- “Cinnamon is the Magic Spice the Will Help Get Rid of the Embarrassing Presence of Cellulite” – It’s actually fairly simple to become your own headline buster. If you see an article about cellulite with words like “magic”, “miracle” or “get rid” in the headline, you can probably bust it right there – no need to waste your time reading it.
Why It’s Busted: Aside from the fact that no magical powers have ever been associated with cinnamon, there are a number of things wrong with this article. The claim is that toxins are stored in the fat cells that produce cellulite and cinnamon helps detoxify your body. But even if you eliminate all the toxins from your body, the best you can hope for is a slightly noticeable reduction in the appearance of your cellulite. You certainly won’t ‘get rid’ of it.
- “Start Your Day With It and Shine! It Erases Your Wrinkles, Kilograms and Cellulite.” – OK, let’s add “erases” to the list of words you can use to spot a sketchy cellulite headline.Why It’s Busted: This one busts itself. Suddenly, by the end of the first paragraph, the claim for the smoothie in question is reduced to “minimize the cellulite”, which is a far cry from ‘erases’ – and it’s still not accurate.

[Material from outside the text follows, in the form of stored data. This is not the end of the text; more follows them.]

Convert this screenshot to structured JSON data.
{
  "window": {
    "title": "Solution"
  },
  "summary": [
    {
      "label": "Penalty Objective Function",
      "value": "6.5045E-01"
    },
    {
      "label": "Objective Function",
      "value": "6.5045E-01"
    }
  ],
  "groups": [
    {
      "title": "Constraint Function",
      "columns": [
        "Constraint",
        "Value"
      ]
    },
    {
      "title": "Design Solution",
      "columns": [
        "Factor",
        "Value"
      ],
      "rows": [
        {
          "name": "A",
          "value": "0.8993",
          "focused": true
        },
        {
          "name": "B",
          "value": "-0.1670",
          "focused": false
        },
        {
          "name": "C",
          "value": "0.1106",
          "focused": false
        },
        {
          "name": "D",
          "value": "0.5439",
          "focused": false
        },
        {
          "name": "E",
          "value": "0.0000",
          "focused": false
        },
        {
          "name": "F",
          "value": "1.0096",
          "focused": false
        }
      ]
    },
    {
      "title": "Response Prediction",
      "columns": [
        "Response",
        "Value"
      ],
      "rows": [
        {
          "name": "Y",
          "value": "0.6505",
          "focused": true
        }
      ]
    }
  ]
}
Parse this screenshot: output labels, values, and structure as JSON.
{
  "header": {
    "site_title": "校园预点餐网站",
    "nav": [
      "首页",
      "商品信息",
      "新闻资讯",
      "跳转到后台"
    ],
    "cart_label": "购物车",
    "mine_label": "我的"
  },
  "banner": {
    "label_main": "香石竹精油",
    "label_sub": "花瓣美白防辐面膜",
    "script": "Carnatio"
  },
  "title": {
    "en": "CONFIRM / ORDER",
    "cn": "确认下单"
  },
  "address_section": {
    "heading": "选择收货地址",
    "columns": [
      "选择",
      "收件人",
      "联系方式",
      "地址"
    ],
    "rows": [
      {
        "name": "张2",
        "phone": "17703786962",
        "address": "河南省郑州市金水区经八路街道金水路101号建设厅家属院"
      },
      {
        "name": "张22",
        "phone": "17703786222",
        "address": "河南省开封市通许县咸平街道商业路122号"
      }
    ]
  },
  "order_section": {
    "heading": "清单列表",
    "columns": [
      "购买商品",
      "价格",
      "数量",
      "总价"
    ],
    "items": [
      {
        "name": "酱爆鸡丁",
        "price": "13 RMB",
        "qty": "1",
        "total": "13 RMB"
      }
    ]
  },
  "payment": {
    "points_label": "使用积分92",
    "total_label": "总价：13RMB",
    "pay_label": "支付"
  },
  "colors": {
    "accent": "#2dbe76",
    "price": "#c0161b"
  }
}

- “6 Easy Ways to Get Rid of Cellulite and Fat in Thighs” – This headline boldly sports three inaccuracies in just 12 words. That’s a 25% inaccuracy rate!
Why It’s Busted: First, there are no easy ways to get rid of fat, which in turn means no easy ways to get rid of cellulite. Second, If you ‘got rid’ of fat (and therefore cellulite) you’d die. Third, if you do manage to reduce body fat through a balanced diet and exercise, it’s impossible to focus that fat loss on your thighs or any other particular body part.Remember, if the headline sounds too good to be true, it is. Keep looking for ways to eat a healthier diet and find ways to get more activity in your life and you’ll be doing just about as much as you can to reduce the appearance of cellulite.